El debate contra el policía Etchecolatz y uno más corto, en simultáneo, contra el policía federal Julio Simón, abrieron las compuertas de una catarata de juicios. Según el último registro de la Procuraduría de Crímenes contra la Humanidad, desde ese día se hicieron otros 305 juicios en los que se condenó a 1.157 represores y se absolvió a 178. En los últimos años, algunas cifras se volvieron desalentadoras: de las 678 personas que quedan detenidas, 520 gozan de la prisión domiciliaria, 62 pasan una placentera estadía en la Unidad 34 de Campo de Mayo, y solo 96 cumplen condena en una cárcel común. Hay 1.484 criminales de lesa humanidad que atraviesan los procesos en libertad. Y 36 asesinos siguen prófugos.
El 19 de septiembre de 2006, después de la lectura del veredicto, el juez Rozanski estaba guardando cosas. En medio se acercó Edna Copparoni de Ricetti, hija del anarquista Nazareno Copparoni y madre de Ariel Ricetti, desaparecido en 1978. Se apoyó la palma de la mano en el pecho y le habló en el oído: “Doctor, yo tuve treinta años una opresión acá”, dijo. Y girando el brazo hacia el techo añadió: “Se me fue”.

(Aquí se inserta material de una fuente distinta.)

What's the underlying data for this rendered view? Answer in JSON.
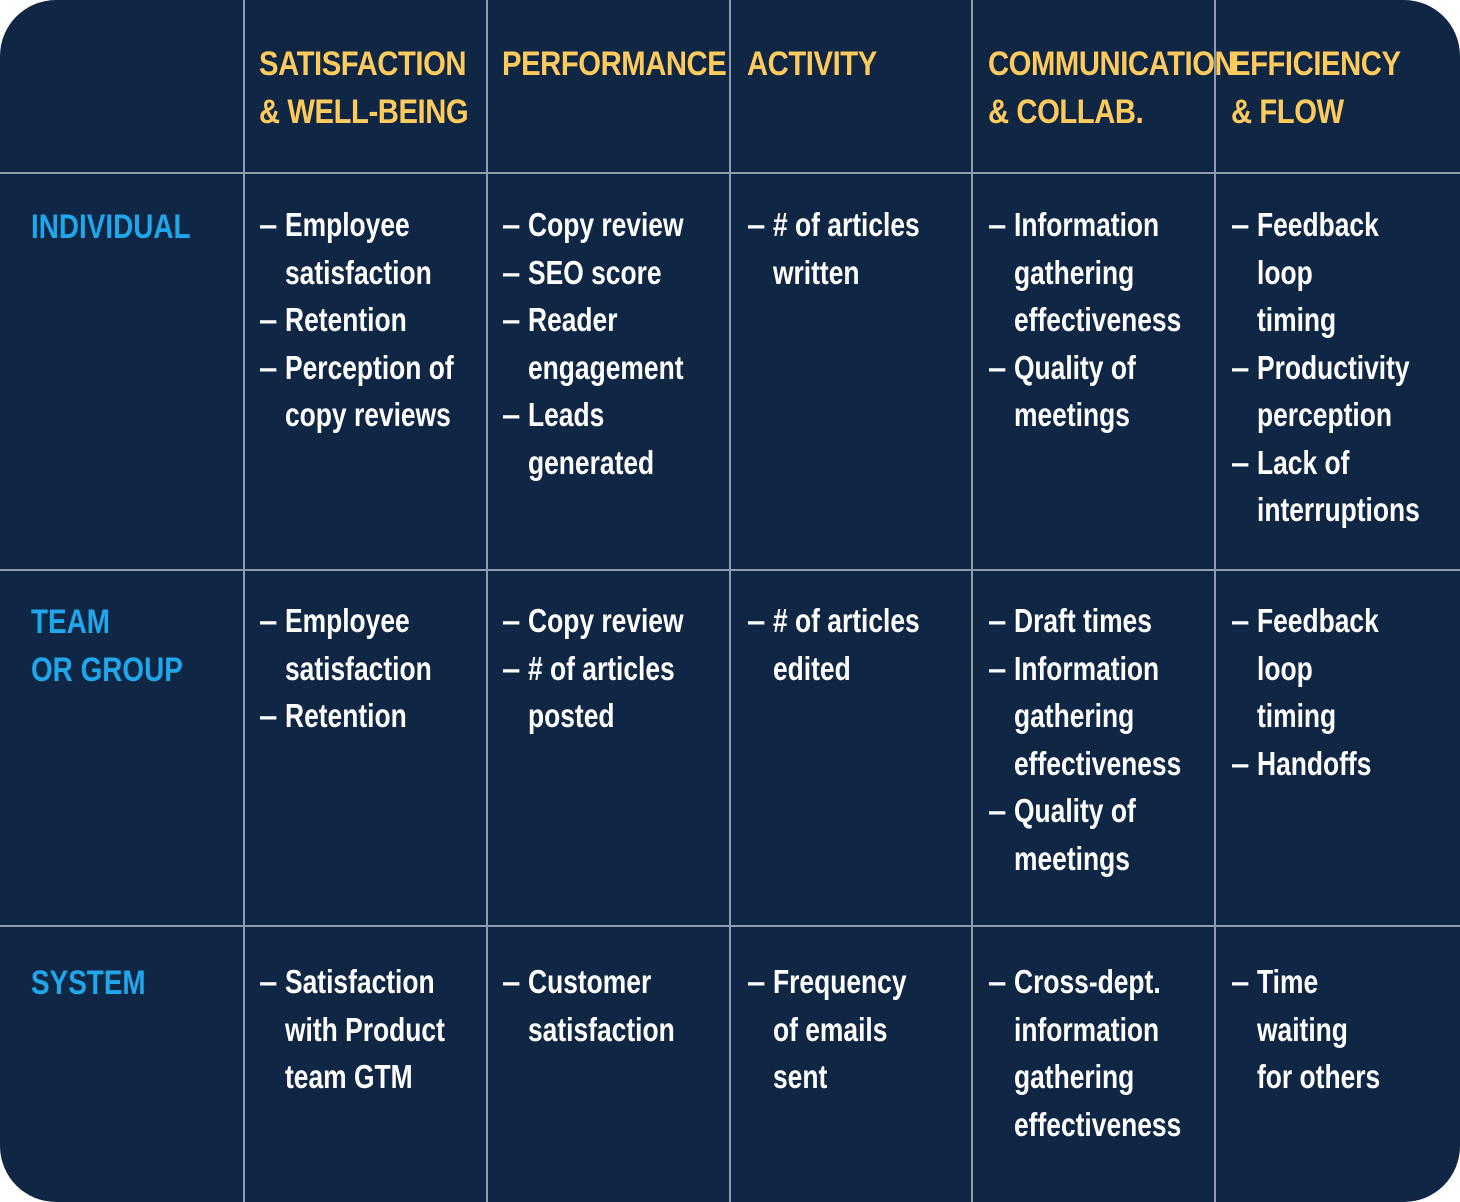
{
  "colors": {
    "background": "#0f2645",
    "grid_line": "#8e9db0",
    "column_header": "#fecb5c",
    "row_header": "#20a6ea",
    "cell_text": "#ffffff"
  },
  "columns": [
    {
      "label": "SATISFACTION\n& WELL-BEING"
    },
    {
      "label": "PERFORMANCE"
    },
    {
      "label": "ACTIVITY"
    },
    {
      "label": "COMMUNICATION\n& COLLAB."
    },
    {
      "label": "EFFICIENCY\n& FLOW"
    }
  ],
  "rows": [
    {
      "label": "INDIVIDUAL",
      "cells": [
        [
          "Employee\nsatisfaction",
          "Retention",
          "Perception of\ncopy reviews"
        ],
        [
          "Copy review",
          "SEO score",
          "Reader\nengagement",
          "Leads\ngenerated"
        ],
        [
          "# of articles\nwritten"
        ],
        [
          "Information\ngathering\neffectiveness",
          "Quality of\nmeetings"
        ],
        [
          "Feedback\nloop\ntiming",
          "Productivity\nperception",
          "Lack of\ninterruptions"
        ]
      ]
    },
    {
      "label": "TEAM\nOR GROUP",
      "cells": [
        [
          "Employee\nsatisfaction",
          "Retention"
        ],
        [
          "Copy review",
          "# of articles\nposted"
        ],
        [
          "# of articles\nedited"
        ],
        [
          "Draft times",
          "Information\ngathering\neffectiveness",
          "Quality of\nmeetings"
        ],
        [
          "Feedback\nloop\ntiming",
          "Handoffs"
        ]
      ]
    },
    {
      "label": "SYSTEM",
      "cells": [
        [
          "Satisfaction\nwith Product\nteam GTM"
        ],
        [
          "Customer\nsatisfaction"
        ],
        [
          "Frequency\nof emails\nsent"
        ],
        [
          "Cross-dept.\ninformation\ngathering\neffectiveness"
        ],
        [
          "Time\nwaiting\nfor others"
        ]
      ]
    }
  ],
  "bullet_glyph": "–"
}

“A mí me dejó paralizado esa expresión porque significaba mucho –contó Rozanski quince años después–. En el juicio no se había tratado la desaparición de su hijo, y sin embargo ella estuvo en las audiencias, y lo que me estaba transmitiendo era el efecto de reparación simbólica profunda que puede tener una sentencia cuando una persona la considera justa.” Edna murió tres años más tarde. Aun tardía, fraccionada e incompleta, la justicia significó para ella el fin de la opresión.